Concept Introduction :: Spontaneous reaction are those which is a spontaneous process under given conditions without any intervention. Such reactions are accompanied by certain distortion or change in entropy.

Cell potential under standard conditions is calculated as follows:

  $E^0{}_{cell}=E^0{}_{cathode}-E^0{}_{anode}$

The reaction is spontaneous if the value of $E^0{}_{cell}$ is positive and the reaction is non spontaneous if value of $E^0{}_{cell}$ is negative.

Answer to Problem 20E

  $E^0{}_{cell}$ of the reaction = 0.70 V

As $E^0{}_{cell}$ is positive, hence the reaction is spontaneous.

Explanation of Solution

The given reaction with oxidation state is:

  ${\text{Au}}^{\text{+3}}(aq)+\stackrel{0}{\text{Ag}}(s)\rightleftharpoons {\text{Ag}}^{\text{+}}(aq)+\stackrel{0}{\text{Au}}(s)$

From the reaction is it clear that Ag undergo oxidation and Au undergoes reduction.
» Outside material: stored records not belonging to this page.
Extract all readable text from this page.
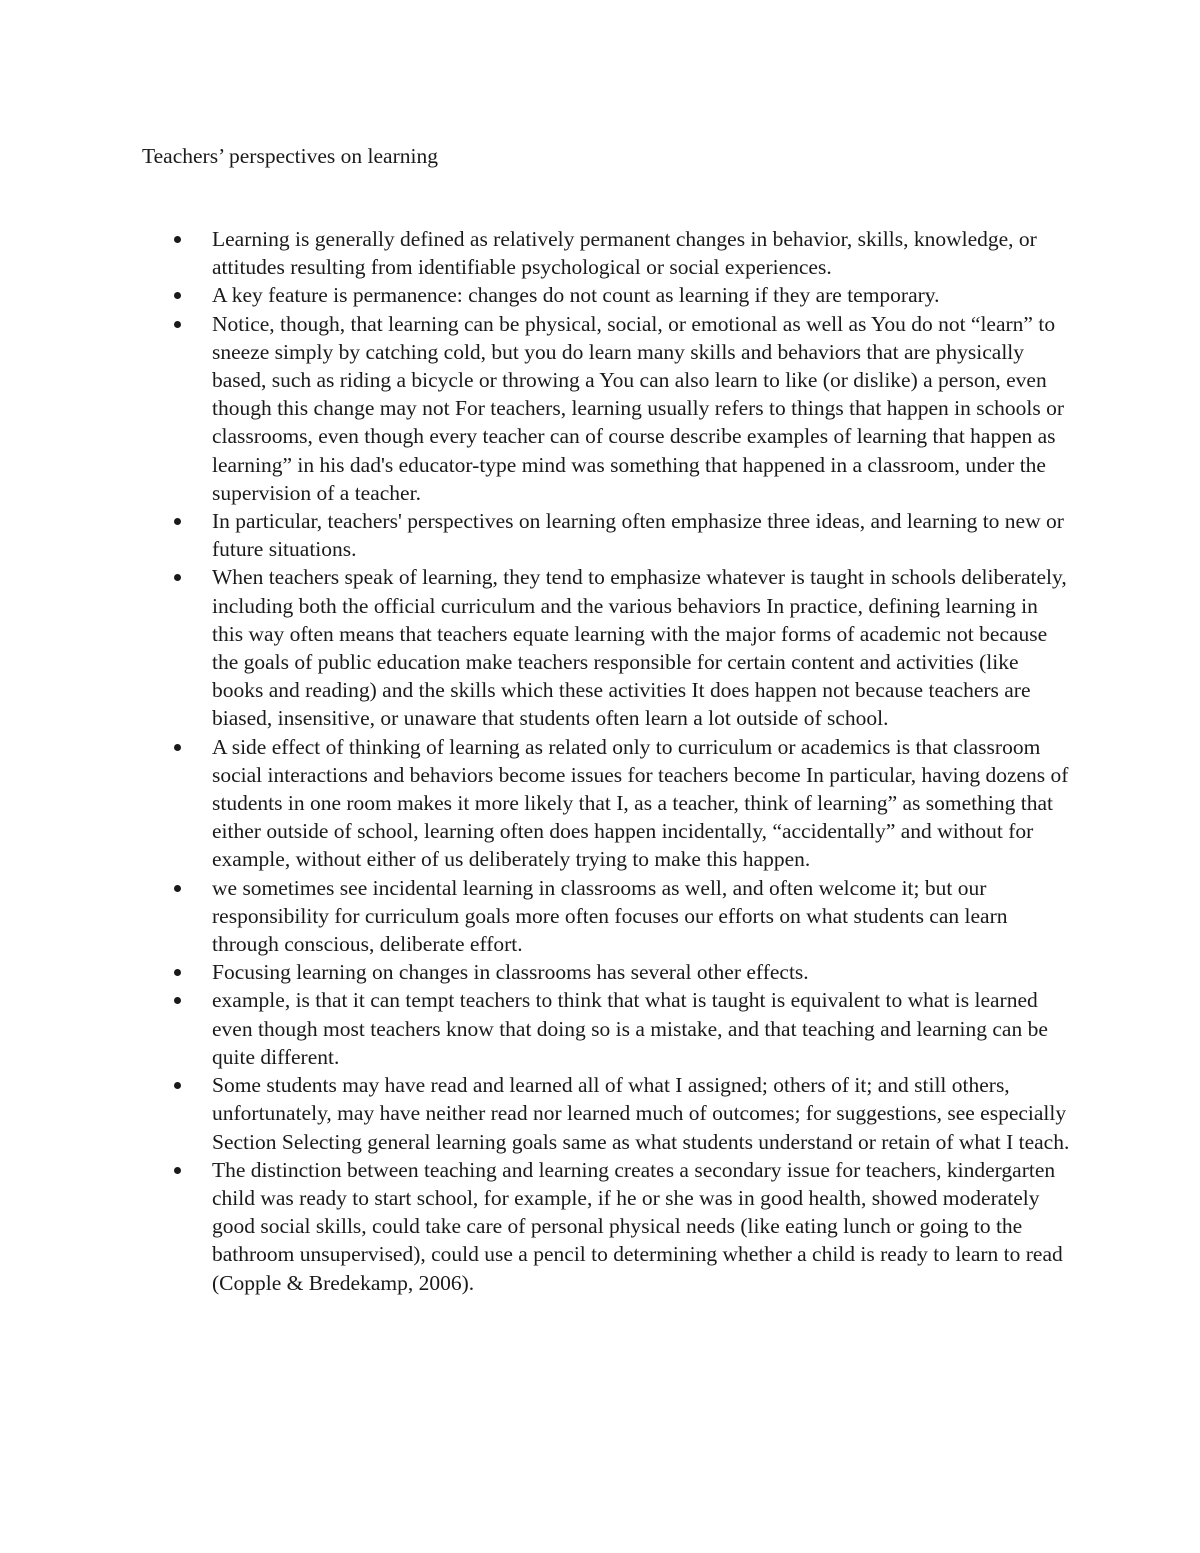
Teachers’ perspectives on learning
Learning is generally defined as relatively permanent changes in behavior, skills, knowledge, or attitudes resulting from identifiable psychological or social experiences.
A key feature is permanence: changes do not count as learning if they are temporary.
Notice, though, that learning can be physical, social, or emotional as well as You do not “learn” to sneeze simply by catching cold, but you do learn many skills and behaviors that are physically based, such as riding a bicycle or throwing a You can also learn to like (or dislike) a person, even though this change may not For teachers, learning usually refers to things that happen in schools or classrooms, even though every teacher can of course describe examples of learning that happen as learning” in his dad's educator-type mind was something that happened in a classroom, under the supervision of a teacher.
In particular, teachers' perspectives on learning often emphasize three ideas, and learning to new or future situations.
When teachers speak of learning, they tend to emphasize whatever is taught in schools deliberately, including both the official curriculum and the various behaviors In practice, defining learning in this way often means that teachers equate learning with the major forms of academic not because the goals of public education make teachers responsible for certain content and activities (like books and reading) and the skills which these activities It does happen not because teachers are biased, insensitive, or unaware that students often learn a lot outside of school.
A side effect of thinking of learning as related only to curriculum or academics is that classroom social interactions and behaviors become issues for teachers become In particular, having dozens of students in one room makes it more likely that I, as a teacher, think of learning” as something that either outside of school, learning often does happen incidentally, “accidentally” and without for example, without either of us deliberately trying to make this happen.
we sometimes see incidental learning in classrooms as well, and often welcome it; but our responsibility for curriculum goals more often focuses our efforts on what students can learn through conscious, deliberate effort.
Focusing learning on changes in classrooms has several other effects.
example, is that it can tempt teachers to think that what is taught is equivalent to what is learned even though most teachers know that doing so is a mistake, and that teaching and learning can be quite different.
Some students may have read and learned all of what I assigned; others of it; and still others, unfortunately, may have neither read nor learned much of outcomes; for suggestions, see especially Section Selecting general learning goals same as what students understand or retain of what I teach.
The distinction between teaching and learning creates a secondary issue for teachers, kindergarten child was ready to start school, for example, if he or she was in good health, showed moderately good social skills, could take care of personal physical needs (like eating lunch or going to the bathroom unsupervised), could use a pencil to determining whether a child is ready to learn to read (Copple & Bredekamp, 2006).
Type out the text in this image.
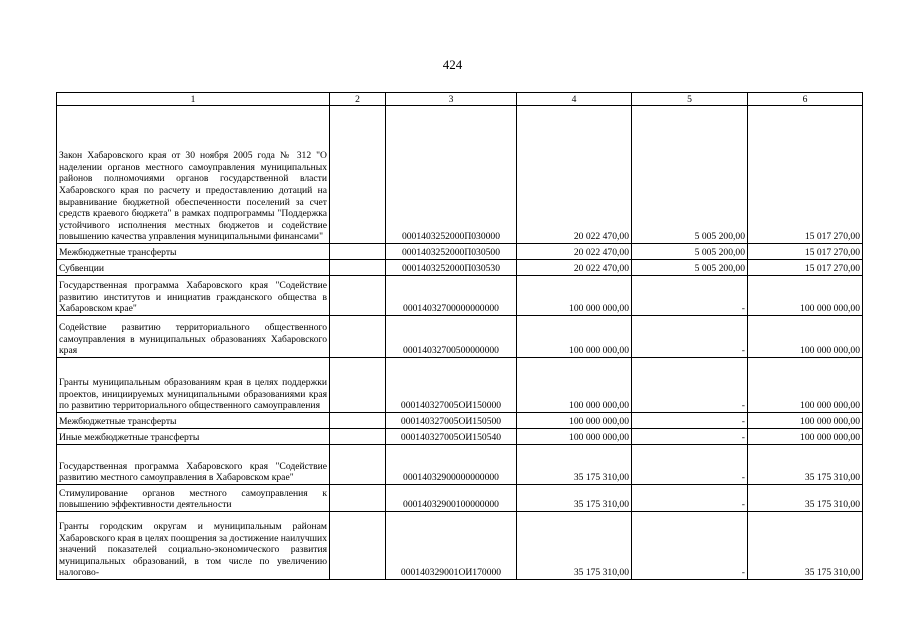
424
1	2	3	4	5	6
Закон Хабаровского края от 30 ноября 2005 года № 312 "О наделении органов местного самоуправления муниципальных районов полномочиями органов государственной власти Хабаровского края по расчету и предоставлению дотаций на выравнивание бюджетной обеспеченности поселений за счет средств краевого бюджета" в рамках подпрограммы "Поддержка устойчивого исполнения местных бюджетов и содействие повышению качества управления муниципальными финансами"		0001403252000П030000	20 022 470,00	5 005 200,00	15 017 270,00
Межбюджетные трансферты		0001403252000П030500	20 022 470,00	5 005 200,00	15 017 270,00
Субвенции		0001403252000П030530	20 022 470,00	5 005 200,00	15 017 270,00
Государственная программа Хабаровского края "Содействие развитию институтов и инициатив гражданского общества в Хабаровском крае"		00014032700000000000	100 000 000,00	-	100 000 000,00
Содействие развитию территориального общественного самоуправления в муниципальных образованиях Хабаровского края		00014032700500000000	100 000 000,00	-	100 000 000,00
Гранты муниципальным образованиям края в целях поддержки проектов, инициируемых муниципальными образованиями края по развитию территориального общественного самоуправления		000140327005ОИ150000	100 000 000,00	-	100 000 000,00
Межбюджетные трансферты		000140327005ОИ150500	100 000 000,00	-	100 000 000,00
Иные межбюджетные трансферты		000140327005ОИ150540	100 000 000,00	-	100 000 000,00
Государственная программа Хабаровского края "Содействие развитию местного самоуправления в Хабаровском крае"		00014032900000000000	35 175 310,00	-	35 175 310,00
Стимулирование органов местного самоуправления к повышению эффективности деятельности		00014032900100000000	35 175 310,00	-	35 175 310,00
Гранты городским округам и муниципальным районам Хабаровского края в целях поощрения за достижение наилучших значений показателей социально-экономического развития муниципальных образований, в том числе по увеличению налогово-		000140329001ОИ170000	35 175 310,00	-	35 175 310,00
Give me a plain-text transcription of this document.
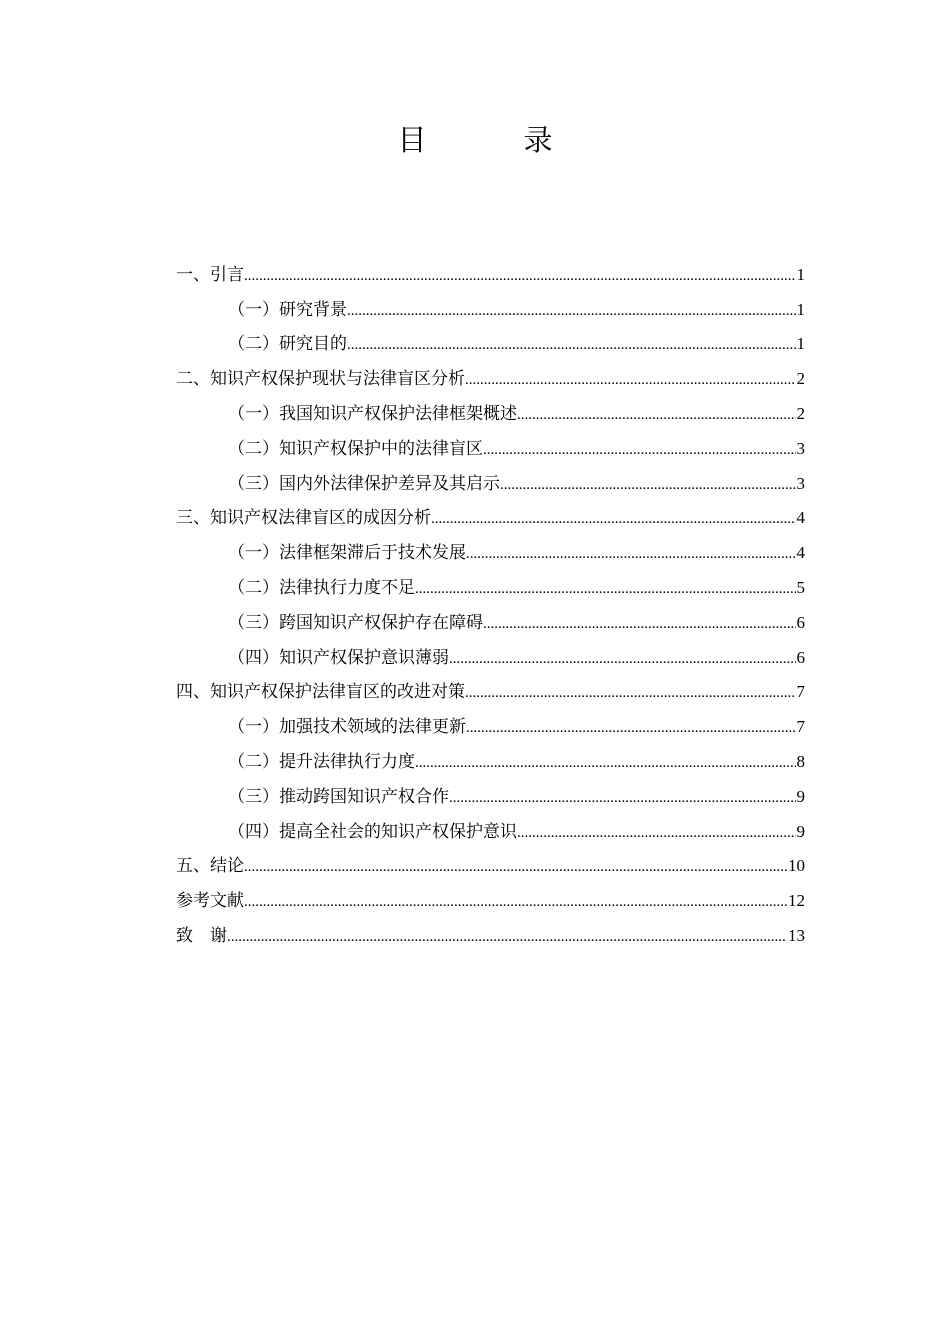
目　录
一、引言 .....	1
（一）研究背景 .....	1
（二）研究目的 .....	1
二、知识产权保护现状与法律盲区分析 .....	2
（一）我国知识产权保护法律框架概述 .....	2
（二）知识产权保护中的法律盲区 .....	3
（三）国内外法律保护差异及其启示 .....	3
三、知识产权法律盲区的成因分析 .....	4
（一）法律框架滞后于技术发展 .....	4
（二）法律执行力度不足 .....	5
（三）跨国知识产权保护存在障碍 .....	6
（四）知识产权保护意识薄弱 .....	6
四、知识产权保护法律盲区的改进对策 .....	7
（一）加强技术领域的法律更新 .....	7
（二）提升法律执行力度 .....	8
（三）推动跨国知识产权合作 .....	9
（四）提高全社会的知识产权保护意识 .....	9
五、结论 .....	10
参考文献 .....	12
致　谢 .....	13
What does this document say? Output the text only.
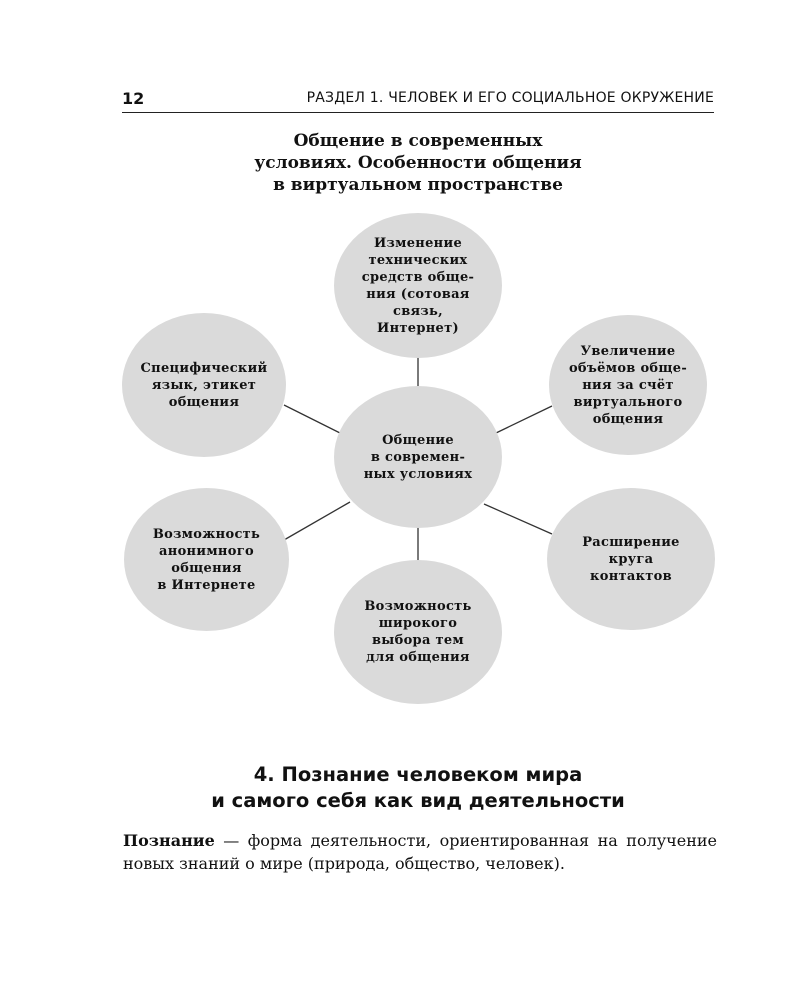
12	РАЗДЕЛ 1. ЧЕЛОВЕК И ЕГО СОЦИАЛЬНОЕ ОКРУЖЕНИЕ
Общение в современных
условиях. Особенности общения
в виртуальном пространстве
Общение
в современ-
ных условиях
Изменение
технических
средств обще-
ния (сотовая
связь,
Интернет)
Увеличение
объёмов обще-
ния за счёт
виртуального
общения
Расширение
круга
контактов
Возможность
широкого
выбора тем
для общения
Возможность
анонимного
общения
в Интернете
Специфический
язык, этикет
общения
4. Познание человеком мира
и самого себя как вид деятельности

Познание — форма деятельности, ориентированная на получение новых знаний о мире (природа, общество, человек).
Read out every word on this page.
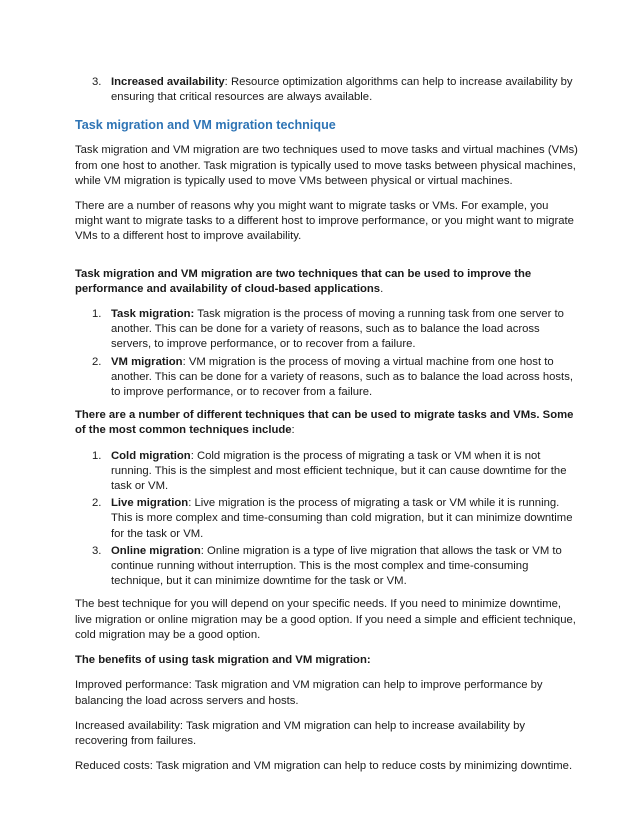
3. Increased availability: Resource optimization algorithms can help to increase availability by ensuring that critical resources are always available.

Task migration and VM migration technique

Task migration and VM migration are two techniques used to move tasks and virtual machines (VMs) from one host to another. Task migration is typically used to move tasks between physical machines, while VM migration is typically used to move VMs between physical or virtual machines.

There are a number of reasons why you might want to migrate tasks or VMs. For example, you might want to migrate tasks to a different host to improve performance, or you might want to migrate VMs to a different host to improve availability.

Task migration and VM migration are two techniques that can be used to improve the performance and availability of cloud-based applications.

1. Task migration: Task migration is the process of moving a running task from one server to another. This can be done for a variety of reasons, such as to balance the load across servers, to improve performance, or to recover from a failure.
2. VM migration: VM migration is the process of moving a virtual machine from one host to another. This can be done for a variety of reasons, such as to balance the load across hosts, to improve performance, or to recover from a failure.

There are a number of different techniques that can be used to migrate tasks and VMs. Some of the most common techniques include:

1. Cold migration: Cold migration is the process of migrating a task or VM when it is not running. This is the simplest and most efficient technique, but it can cause downtime for the task or VM.
2. Live migration: Live migration is the process of migrating a task or VM while it is running. This is more complex and time-consuming than cold migration, but it can minimize downtime for the task or VM.
3. Online migration: Online migration is a type of live migration that allows the task or VM to continue running without interruption. This is the most complex and time-consuming technique, but it can minimize downtime for the task or VM.

The best technique for you will depend on your specific needs. If you need to minimize downtime, live migration or online migration may be a good option. If you need a simple and efficient technique, cold migration may be a good option.

The benefits of using task migration and VM migration:

Improved performance: Task migration and VM migration can help to improve performance by balancing the load across servers and hosts.

Increased availability: Task migration and VM migration can help to increase availability by recovering from failures.

Reduced costs: Task migration and VM migration can help to reduce costs by minimizing downtime.
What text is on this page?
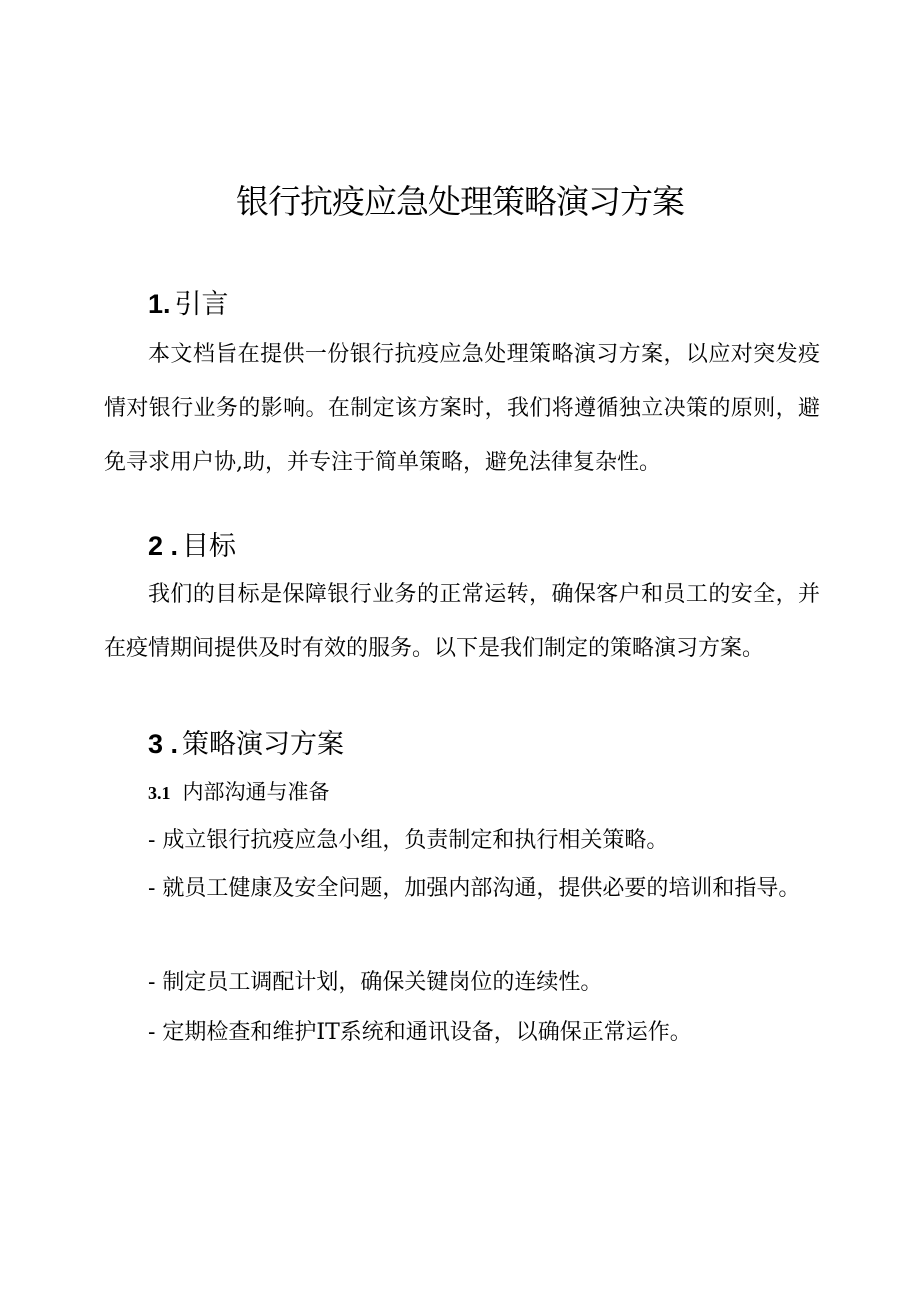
银行抗疫应急处理策略演习方案
1. 引言

本文档旨在提供一份银行抗疫应急处理策略演习方案，以应对突发疫情对银行业务的影响。在制定该方案时，我们将遵循独立决策的原则，避免寻求用户协,助，并专注于简单策略，避免法律复杂性。

2 . 目标

我们的目标是保障银行业务的正常运转，确保客户和员工的安全，并在疫情期间提供及时有效的服务。以下是我们制定的策略演习方案。

3 . 策略演习方案
3.1 内部沟通与准备

- 成立银行抗疫应急小组，负责制定和执行相关策略。

- 就员工健康及安全问题，加强内部沟通，提供必要的培训和指导。

- 制定员工调配计划，确保关键岗位的连续性。

- 定期检查和维护IT系统和通讯设备，以确保正常运作。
Multiply oxidation half with 2 and reduction half with 5 to balance the electron gained and electron lost we get:

  $\begin{array}{l}3\stackrel{}{\text{Ag}}(s)\to 3{\text{Ag}}^{\text{+}}(aq)+3e^{=}\\ {\text{Au}}^{\text{3+}}(aq)+3e^{-}\to \text{Au}(s)\end{array}$

Adding both the reaction we get the balanced equation:

  ${\text{Au}}^{\text{+3}}(aq)+3\stackrel{}{\text{Ag}}(s)\rightleftharpoons 3{\text{Ag}}^{\text{+}}(aq)+\stackrel{}{\text{Au}}(s)$

Now calculate cell potential using values from Table 11.1 as,

As $E^0{}_{cell}$ is negative, hence the reaction is non-spontaneous.

  $\begin{array}{l}{E}^0{}_{cell}=E^0{}_{cathode}-E^0{}_{anode}\\ =1.51-(0.80)\\ =0.70\text{V}\\ \end{array}$

As $E^0{}_{cell}$ is positive, hence the reaction is spontaneous.